Anderson County School District Five will be the first region to participate in the pilot program this upcoming school year. In the past, Anderson County had makeup days tacked on to the end of the school year in lieu of days missed due to bad weather, but most kids ended up just skipping them, according to a local news report.
Students from grades 3 through 12 in the school board are already given Chromebooks to use at home, so in the event of a snow day or other inclement weather that causes a shutdown, kids will be expected to log on from home, communicate with teachers, and complete assignments.
Source: MotherBoard
(Score: 0) by Anonymous Coward on Monday August 06 2018, @02:54PM
Even in the central midwest that happens. We used to have a rule that if the rural school district closes our company would close that day. This would be both for safety and so our parent-employees wouldn't have to scramble to look for babysitters. The district rule was strictly on the opinion whether it was safe to have the buses on the streets and usually required either significant icing and/or blizzard-level snow that the plows couldn't keep up with. And that might result in a single day's loss ever other year.
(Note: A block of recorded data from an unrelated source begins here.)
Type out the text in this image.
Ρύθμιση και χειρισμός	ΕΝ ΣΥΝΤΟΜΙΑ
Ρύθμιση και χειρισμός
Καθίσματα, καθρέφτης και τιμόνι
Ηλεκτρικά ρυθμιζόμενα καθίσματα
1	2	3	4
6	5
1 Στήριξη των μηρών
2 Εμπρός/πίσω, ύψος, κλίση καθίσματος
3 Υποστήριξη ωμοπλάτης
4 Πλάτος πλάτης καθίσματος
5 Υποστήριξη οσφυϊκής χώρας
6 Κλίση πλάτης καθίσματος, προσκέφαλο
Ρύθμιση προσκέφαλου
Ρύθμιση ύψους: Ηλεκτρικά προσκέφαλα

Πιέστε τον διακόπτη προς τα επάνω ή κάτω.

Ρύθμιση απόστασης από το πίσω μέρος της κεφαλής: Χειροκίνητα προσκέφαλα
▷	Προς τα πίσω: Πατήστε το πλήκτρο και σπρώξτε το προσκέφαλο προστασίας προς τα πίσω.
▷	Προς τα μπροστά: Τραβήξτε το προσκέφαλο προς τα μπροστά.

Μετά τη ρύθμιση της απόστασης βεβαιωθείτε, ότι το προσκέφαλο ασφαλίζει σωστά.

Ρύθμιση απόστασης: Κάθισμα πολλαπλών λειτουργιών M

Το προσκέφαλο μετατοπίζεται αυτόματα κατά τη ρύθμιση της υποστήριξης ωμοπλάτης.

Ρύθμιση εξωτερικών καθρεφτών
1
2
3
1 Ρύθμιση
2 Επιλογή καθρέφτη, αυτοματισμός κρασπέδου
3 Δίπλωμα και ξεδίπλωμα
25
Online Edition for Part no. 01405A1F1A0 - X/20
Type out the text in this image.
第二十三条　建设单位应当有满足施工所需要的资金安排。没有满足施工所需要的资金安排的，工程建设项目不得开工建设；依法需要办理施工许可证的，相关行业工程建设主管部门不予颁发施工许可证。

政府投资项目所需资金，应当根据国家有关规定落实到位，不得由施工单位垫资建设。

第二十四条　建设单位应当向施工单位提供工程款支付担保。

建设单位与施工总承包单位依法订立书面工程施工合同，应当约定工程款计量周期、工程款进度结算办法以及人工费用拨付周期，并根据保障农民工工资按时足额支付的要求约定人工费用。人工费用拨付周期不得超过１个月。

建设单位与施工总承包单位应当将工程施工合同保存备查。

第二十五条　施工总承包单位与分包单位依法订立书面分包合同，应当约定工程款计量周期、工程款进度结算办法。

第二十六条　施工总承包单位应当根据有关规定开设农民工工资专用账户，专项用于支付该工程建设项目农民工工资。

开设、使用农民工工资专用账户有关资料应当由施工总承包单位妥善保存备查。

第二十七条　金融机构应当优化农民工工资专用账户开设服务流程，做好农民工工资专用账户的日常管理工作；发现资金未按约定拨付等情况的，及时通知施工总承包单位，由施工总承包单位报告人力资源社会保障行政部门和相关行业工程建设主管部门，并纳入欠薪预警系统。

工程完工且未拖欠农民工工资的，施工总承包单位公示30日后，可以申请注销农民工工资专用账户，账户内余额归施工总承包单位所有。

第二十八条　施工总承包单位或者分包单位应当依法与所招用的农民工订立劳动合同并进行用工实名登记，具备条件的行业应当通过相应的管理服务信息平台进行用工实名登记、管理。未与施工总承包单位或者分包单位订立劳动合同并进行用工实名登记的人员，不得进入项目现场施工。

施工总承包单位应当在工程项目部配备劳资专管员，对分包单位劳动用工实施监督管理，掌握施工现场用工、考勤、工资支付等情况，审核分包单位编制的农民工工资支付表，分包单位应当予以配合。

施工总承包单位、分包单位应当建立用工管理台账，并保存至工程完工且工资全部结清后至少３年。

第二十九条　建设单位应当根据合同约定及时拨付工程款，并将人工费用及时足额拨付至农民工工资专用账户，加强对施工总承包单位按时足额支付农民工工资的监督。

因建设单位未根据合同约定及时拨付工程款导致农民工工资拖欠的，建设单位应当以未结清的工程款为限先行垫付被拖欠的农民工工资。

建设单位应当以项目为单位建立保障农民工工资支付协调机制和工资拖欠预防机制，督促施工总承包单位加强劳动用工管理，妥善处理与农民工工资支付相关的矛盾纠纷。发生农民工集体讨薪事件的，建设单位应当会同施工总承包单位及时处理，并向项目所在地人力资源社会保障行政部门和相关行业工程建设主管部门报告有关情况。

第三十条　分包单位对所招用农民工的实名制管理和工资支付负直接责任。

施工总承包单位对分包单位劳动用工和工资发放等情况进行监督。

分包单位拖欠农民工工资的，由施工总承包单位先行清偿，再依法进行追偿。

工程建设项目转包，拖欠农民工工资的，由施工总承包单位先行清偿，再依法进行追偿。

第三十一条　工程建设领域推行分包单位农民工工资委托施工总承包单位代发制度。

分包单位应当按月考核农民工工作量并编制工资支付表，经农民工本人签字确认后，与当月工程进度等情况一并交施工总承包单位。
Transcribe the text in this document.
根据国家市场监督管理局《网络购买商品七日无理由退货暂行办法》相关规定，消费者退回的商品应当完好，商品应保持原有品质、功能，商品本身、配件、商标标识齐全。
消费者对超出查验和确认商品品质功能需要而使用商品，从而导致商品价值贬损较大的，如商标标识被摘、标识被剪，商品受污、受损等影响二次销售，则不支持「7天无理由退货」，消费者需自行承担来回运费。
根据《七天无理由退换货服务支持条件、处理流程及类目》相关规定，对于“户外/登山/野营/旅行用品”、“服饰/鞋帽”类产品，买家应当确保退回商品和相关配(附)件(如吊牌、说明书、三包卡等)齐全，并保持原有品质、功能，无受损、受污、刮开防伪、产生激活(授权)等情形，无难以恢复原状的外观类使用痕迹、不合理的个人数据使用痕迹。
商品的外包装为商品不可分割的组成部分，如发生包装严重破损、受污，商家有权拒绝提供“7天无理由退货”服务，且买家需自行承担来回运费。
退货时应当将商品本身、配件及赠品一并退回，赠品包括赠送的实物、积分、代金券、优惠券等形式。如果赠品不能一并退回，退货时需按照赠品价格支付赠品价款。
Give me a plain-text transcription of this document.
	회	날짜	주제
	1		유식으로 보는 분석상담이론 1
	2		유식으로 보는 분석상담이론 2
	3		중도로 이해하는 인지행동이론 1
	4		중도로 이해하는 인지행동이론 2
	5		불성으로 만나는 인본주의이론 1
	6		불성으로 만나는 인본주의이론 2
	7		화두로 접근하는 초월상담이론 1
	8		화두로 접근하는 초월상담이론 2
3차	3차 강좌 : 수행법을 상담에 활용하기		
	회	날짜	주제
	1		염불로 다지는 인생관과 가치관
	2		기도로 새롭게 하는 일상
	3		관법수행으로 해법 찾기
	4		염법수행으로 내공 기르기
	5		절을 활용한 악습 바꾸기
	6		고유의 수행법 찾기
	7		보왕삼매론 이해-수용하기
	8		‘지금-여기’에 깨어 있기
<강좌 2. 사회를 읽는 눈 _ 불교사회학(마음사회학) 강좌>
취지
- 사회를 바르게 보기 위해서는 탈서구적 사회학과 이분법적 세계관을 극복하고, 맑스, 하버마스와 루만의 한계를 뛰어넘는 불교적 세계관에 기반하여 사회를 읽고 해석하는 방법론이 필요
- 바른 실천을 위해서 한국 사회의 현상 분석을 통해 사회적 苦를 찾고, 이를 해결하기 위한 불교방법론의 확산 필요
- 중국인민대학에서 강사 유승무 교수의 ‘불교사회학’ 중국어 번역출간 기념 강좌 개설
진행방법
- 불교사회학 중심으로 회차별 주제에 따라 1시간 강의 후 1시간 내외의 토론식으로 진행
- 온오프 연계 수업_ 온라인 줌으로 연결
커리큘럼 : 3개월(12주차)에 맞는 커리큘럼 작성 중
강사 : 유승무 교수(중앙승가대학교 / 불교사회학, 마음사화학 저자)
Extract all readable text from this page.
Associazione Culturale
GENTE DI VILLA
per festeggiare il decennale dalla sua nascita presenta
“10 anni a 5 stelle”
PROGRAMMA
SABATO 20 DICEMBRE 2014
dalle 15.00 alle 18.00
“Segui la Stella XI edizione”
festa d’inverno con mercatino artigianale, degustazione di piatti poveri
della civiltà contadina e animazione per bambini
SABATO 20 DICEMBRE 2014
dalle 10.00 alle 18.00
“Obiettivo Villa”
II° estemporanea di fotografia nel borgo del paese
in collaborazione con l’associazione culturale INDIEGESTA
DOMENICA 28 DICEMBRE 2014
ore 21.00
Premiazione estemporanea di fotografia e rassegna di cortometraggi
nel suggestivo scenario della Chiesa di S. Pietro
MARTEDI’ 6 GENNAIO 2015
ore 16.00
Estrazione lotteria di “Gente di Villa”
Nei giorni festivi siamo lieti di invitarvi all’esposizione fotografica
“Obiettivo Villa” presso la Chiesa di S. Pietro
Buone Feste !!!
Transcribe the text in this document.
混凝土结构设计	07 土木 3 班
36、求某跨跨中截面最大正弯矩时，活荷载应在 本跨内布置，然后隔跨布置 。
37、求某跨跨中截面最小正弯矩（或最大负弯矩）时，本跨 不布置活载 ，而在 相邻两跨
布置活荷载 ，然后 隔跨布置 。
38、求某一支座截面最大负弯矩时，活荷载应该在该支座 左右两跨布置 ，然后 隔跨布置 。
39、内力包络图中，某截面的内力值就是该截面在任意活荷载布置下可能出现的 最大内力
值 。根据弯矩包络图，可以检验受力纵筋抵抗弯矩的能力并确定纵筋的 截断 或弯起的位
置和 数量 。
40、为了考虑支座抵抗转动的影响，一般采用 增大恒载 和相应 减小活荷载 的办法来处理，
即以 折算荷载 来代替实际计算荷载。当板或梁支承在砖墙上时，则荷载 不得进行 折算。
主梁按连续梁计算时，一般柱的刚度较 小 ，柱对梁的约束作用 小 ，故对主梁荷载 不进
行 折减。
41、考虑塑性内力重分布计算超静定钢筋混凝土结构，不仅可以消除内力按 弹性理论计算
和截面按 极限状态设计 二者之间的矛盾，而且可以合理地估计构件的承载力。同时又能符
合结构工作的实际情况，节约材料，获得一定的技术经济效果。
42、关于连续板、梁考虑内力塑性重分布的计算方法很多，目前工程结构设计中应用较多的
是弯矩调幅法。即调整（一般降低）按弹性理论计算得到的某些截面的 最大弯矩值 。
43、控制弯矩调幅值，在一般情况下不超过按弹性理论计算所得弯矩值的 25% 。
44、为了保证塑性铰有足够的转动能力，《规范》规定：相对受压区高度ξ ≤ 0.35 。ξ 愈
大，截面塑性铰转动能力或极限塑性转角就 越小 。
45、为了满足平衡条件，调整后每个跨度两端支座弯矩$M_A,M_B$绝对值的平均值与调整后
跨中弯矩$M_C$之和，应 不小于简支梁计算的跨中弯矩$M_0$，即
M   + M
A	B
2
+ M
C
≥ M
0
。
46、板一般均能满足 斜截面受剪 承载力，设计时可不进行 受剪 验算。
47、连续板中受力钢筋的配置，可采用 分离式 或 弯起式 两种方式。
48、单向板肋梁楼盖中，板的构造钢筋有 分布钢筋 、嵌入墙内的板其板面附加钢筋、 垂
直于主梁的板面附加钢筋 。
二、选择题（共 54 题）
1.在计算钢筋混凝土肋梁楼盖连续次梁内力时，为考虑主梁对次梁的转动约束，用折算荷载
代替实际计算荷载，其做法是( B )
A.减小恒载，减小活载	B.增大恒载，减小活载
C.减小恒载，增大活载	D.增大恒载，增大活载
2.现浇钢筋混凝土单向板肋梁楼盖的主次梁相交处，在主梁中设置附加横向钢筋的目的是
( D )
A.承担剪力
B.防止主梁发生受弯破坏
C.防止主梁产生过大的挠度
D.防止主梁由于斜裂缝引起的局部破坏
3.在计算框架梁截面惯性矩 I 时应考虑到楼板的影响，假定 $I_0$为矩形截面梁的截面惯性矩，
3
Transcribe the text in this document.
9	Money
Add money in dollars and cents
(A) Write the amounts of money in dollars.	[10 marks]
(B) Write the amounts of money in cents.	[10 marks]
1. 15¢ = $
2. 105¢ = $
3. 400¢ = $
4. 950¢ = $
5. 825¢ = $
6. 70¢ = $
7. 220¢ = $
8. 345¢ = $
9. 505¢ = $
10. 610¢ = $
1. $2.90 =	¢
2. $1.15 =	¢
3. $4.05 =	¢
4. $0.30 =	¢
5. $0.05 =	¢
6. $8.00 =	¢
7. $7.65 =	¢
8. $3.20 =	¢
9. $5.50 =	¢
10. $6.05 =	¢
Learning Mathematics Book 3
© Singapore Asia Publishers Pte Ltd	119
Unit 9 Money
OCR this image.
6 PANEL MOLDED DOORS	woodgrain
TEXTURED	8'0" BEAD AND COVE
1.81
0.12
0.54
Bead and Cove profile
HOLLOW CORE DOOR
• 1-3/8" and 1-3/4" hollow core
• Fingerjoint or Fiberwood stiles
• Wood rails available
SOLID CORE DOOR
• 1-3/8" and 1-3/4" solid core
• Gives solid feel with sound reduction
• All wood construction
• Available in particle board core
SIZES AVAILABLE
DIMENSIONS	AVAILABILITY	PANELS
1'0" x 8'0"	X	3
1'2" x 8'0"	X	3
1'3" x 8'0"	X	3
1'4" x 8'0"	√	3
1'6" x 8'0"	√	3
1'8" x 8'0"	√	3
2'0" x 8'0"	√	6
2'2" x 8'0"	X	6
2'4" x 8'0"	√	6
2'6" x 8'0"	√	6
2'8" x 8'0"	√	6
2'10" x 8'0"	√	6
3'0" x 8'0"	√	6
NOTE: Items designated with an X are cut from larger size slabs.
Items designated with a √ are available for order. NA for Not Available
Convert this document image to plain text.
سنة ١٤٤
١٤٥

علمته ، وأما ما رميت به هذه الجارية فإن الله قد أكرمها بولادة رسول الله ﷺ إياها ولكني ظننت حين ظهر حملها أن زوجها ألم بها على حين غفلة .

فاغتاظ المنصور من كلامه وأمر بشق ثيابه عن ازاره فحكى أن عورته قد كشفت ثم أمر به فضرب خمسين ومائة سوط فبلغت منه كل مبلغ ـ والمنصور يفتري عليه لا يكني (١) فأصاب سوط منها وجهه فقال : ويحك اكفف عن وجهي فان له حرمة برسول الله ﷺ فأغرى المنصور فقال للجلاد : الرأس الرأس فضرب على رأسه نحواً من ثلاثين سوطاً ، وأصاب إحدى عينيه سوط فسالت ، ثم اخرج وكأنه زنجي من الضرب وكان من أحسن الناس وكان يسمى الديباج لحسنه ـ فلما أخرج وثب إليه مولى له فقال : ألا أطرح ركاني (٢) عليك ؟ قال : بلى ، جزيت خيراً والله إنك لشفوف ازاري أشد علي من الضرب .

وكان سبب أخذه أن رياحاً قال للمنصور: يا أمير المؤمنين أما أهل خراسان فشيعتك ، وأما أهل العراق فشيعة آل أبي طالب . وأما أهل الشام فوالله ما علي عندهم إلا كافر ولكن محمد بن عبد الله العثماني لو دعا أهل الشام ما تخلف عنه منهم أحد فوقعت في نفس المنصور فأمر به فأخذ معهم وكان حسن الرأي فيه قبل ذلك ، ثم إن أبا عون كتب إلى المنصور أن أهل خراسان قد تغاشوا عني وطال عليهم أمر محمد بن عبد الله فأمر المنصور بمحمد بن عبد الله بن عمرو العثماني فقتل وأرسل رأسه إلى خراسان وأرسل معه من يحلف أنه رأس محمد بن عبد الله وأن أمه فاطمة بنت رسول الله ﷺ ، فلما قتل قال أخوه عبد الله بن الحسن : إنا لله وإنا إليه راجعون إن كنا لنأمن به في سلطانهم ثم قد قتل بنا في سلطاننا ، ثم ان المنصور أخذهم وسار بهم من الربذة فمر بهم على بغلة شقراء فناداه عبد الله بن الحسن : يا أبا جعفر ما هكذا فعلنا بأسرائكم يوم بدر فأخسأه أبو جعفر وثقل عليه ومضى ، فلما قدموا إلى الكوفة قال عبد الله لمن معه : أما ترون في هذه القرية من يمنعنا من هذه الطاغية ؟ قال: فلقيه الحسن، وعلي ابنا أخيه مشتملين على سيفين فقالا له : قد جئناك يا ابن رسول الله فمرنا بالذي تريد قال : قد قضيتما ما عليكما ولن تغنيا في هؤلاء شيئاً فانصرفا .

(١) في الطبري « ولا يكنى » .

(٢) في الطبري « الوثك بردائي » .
Now, if the temperature approaches 0 Farenheit they'll close because they're worried that kids might not have appropriate clothing to wait for the buses to arrive / what if a bus breaks down? One year we had four or so days like that plus two or three days where it actually wasn't safe to drive. (In my day, that was the parents' responsibility, and the school would help out poverty cases where they literally could not afford heavy clothes. But that was more Northerly than where I am now and you could rely on sub-zero temps for part of Winter). Now our company's rule is that is the post office ceases mail delivery or if a combination of hospitals cease all non-emergency activities and largest employer in town closes doors. It has to be worse than just the schools close down.